Celebrating Black History Month: Julius Kaggwa

Today we honor celebrated Ugandan activist Julius Kaggwa, executive director of the intersex support organization Support Initiative for People with Atypical Sex Development (SIPD), whose pioneering human rights work began in the late 1990’s. We commend him for his inspirational impact, courage, and dedication as a first wave intersex activist in Africa whose work continues as strongly as ever today!

In 2010, Kaggwa was honored as a joint winner of the Human Rights First–an independent American advocacy and action organization–Human Rights Award. As Human Rights First recognized, “Kaggwa has led the fight against a draconian anti-homosexuality bill in Uganda that aims to make engaging in any homosexual act a crime—in some cases punishable by death. Kaggwa also works to create a more tolerant environment for sexual minorities and their supporters in Uganda. Kaggwa has been harassed and threatened because of his work, but he continues to fight for human rights, playing an increasingly public role despite the danger he faces daily.”

As Kaggwa, who is widely published, shared in The Guardian in 2016: “I became an activist after helping a young intersex boy, who was due to appear on the radio to try to raise money to have his breasts surgically removed. He was the first person ever to look at me with eyes that said ‘you can help me.’ I was concerned for him because people have so many questions. …You’re taught growing up as an intersex person in Uganda that your body is no longer your property. It is to be abused, examined and tested against your will.”

As shared in numerous interviews over the years, Kaggwa was assigned female at birth and raised as a girl but knew from an early age that he is a man. “It was very difficult and on several occasions I actually felt suicidal because I didn’t think what I see now was possible… But sharing my story and my experiences with my own friends helped and then I started to get support from my own family and I think that was the major positive for me. My family was very supportive right from my childhood when they were hiding me and trying to figure out how to handle this intersex issue. I’ve always been very supported.”

In 1996, Julius’s journey to self-determination made the news when he married a woman and the headline of Uganda’s The New Vision read, “Old Gayaza girl weds fellow woman.” In 1997, he published the story of his gender identity experience as an intersex person in his groundbreaking book, From Juliet to Julius: In Search of My True Gender Identity (Fountain Publishers). His story was also explored in the short video, She Is My Son, below.

We recognize that life as an openly intersex person in Africa has been and continues to be increasingly difficult. His recounting of the experience brings to light the ways in which discrimination against intersex people often overlaps with that of LGBTQ people. “I have suffered harassment throughout my life, including from my in-laws from my first marriage. They became very abusive, both verbally and physically. At one point my sister’s husband tried to rape me – it’s curious type of “cure” also inflicted on lesbians to “correct them”.

Kaggwa was among the very first to call attention to the infanticide of intersex babies by midwives and other birth care attendants in Africa, and in 2011, his work for LGBTI Ugandans was recognized as a joint winner of the U.S. State Department’s Human Rights Defenders Award. According to Kaggwa, Uganda’s “Kill the Gays” bill (as LGBTQ activists called it), introduced in October 2009, made all sexual minorities more vulnerable to violence and discrimination. He can be seen speaking about the role American religious groups played in promoting the bill, and his work fighting it, in the excellent short video below.

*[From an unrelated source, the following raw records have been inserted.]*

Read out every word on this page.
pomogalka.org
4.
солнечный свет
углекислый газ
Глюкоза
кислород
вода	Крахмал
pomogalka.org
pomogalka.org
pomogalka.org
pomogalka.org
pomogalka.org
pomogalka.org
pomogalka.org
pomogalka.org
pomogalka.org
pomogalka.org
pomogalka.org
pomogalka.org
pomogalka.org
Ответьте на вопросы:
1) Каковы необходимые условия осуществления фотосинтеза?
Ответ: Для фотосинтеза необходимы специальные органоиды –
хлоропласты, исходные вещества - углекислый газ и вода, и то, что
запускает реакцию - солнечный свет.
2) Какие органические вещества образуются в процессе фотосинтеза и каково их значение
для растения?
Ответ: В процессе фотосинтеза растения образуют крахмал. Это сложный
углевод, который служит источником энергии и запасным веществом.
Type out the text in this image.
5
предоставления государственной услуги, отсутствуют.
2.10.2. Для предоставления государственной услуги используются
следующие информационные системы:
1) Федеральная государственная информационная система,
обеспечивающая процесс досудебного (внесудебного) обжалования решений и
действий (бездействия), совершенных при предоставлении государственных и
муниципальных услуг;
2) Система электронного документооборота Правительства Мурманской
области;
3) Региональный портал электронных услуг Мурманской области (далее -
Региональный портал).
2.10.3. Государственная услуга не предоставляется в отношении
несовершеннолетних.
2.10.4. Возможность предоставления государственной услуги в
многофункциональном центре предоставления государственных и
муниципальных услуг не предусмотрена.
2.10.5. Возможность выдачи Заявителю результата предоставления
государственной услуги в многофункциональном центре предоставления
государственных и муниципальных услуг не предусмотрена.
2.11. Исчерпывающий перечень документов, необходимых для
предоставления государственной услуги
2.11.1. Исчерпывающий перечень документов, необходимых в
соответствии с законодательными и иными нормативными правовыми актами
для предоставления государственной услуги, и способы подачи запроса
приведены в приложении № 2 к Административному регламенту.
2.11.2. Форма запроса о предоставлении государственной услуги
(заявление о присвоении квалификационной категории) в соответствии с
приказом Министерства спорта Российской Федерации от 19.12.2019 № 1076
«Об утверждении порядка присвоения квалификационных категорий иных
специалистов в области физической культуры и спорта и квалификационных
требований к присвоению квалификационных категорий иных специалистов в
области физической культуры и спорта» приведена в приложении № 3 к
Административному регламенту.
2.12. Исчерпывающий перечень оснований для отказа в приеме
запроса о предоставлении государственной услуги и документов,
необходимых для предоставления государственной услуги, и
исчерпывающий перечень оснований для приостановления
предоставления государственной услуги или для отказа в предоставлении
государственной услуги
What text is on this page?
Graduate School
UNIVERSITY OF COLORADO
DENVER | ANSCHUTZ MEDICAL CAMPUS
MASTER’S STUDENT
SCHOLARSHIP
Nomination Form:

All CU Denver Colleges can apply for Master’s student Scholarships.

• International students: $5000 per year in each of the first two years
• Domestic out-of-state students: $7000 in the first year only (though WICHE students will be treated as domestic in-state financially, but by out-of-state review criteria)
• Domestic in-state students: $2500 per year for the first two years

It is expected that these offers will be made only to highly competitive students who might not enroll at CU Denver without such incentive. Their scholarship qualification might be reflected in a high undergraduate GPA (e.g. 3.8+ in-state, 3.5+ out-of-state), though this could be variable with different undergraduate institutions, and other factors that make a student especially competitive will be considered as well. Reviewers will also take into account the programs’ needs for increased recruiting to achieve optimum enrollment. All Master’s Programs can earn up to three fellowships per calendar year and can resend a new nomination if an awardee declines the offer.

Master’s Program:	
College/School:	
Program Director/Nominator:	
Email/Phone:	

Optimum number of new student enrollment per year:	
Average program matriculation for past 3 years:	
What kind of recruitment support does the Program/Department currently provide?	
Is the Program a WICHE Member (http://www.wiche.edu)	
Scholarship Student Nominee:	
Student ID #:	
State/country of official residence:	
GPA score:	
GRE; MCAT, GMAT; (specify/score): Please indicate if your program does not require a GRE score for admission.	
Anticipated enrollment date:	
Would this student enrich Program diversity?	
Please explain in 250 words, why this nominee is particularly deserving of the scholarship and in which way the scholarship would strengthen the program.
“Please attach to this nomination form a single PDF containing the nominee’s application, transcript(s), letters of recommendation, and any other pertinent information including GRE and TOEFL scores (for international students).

Kaggwa has also been a member of the international intersex movement since its inception as a former board member of the first international intersex advocacy organization, the Organisation Intersex International (OII, founded in 2004), and more recently as a frequent participant of the International Intersex Forums, which began in 2011.

By bravely sharing his story at a time when it was very uncommon and dangerous to do so, and advocating for recognition and equality for intersex and gender variant people, Kaggwa has helped countless generations of LGBTQI Africans–and he continues to despite increasing difficulty. As he explained in The Guardian in 2016 in the piece, “I’m an intersex Ugandan – life has never felt more dangerous,” due to their repressive government, “Times have never been harder for LGBTI activists in Uganda. …people from our community around the country have been telling us it’s increasingly hard to find a safe space to seek medical or psychological support.”

Today, as he has for decades, Kaggwa continues educating the public at large while also working to support intersex people and their families on the ground, in Uganda, with SIPD. Last year, the Open Society Foundation even made this amazing animated video, narrated by Kaggwa himself, about his amazing journey as a person and activist.

We commend Kaggwa for his immense courage in paving the way for visibility and equality for intersex–and indeed all LGBTQI people–in Africa, and for his amazing perseverance in the fight for equality!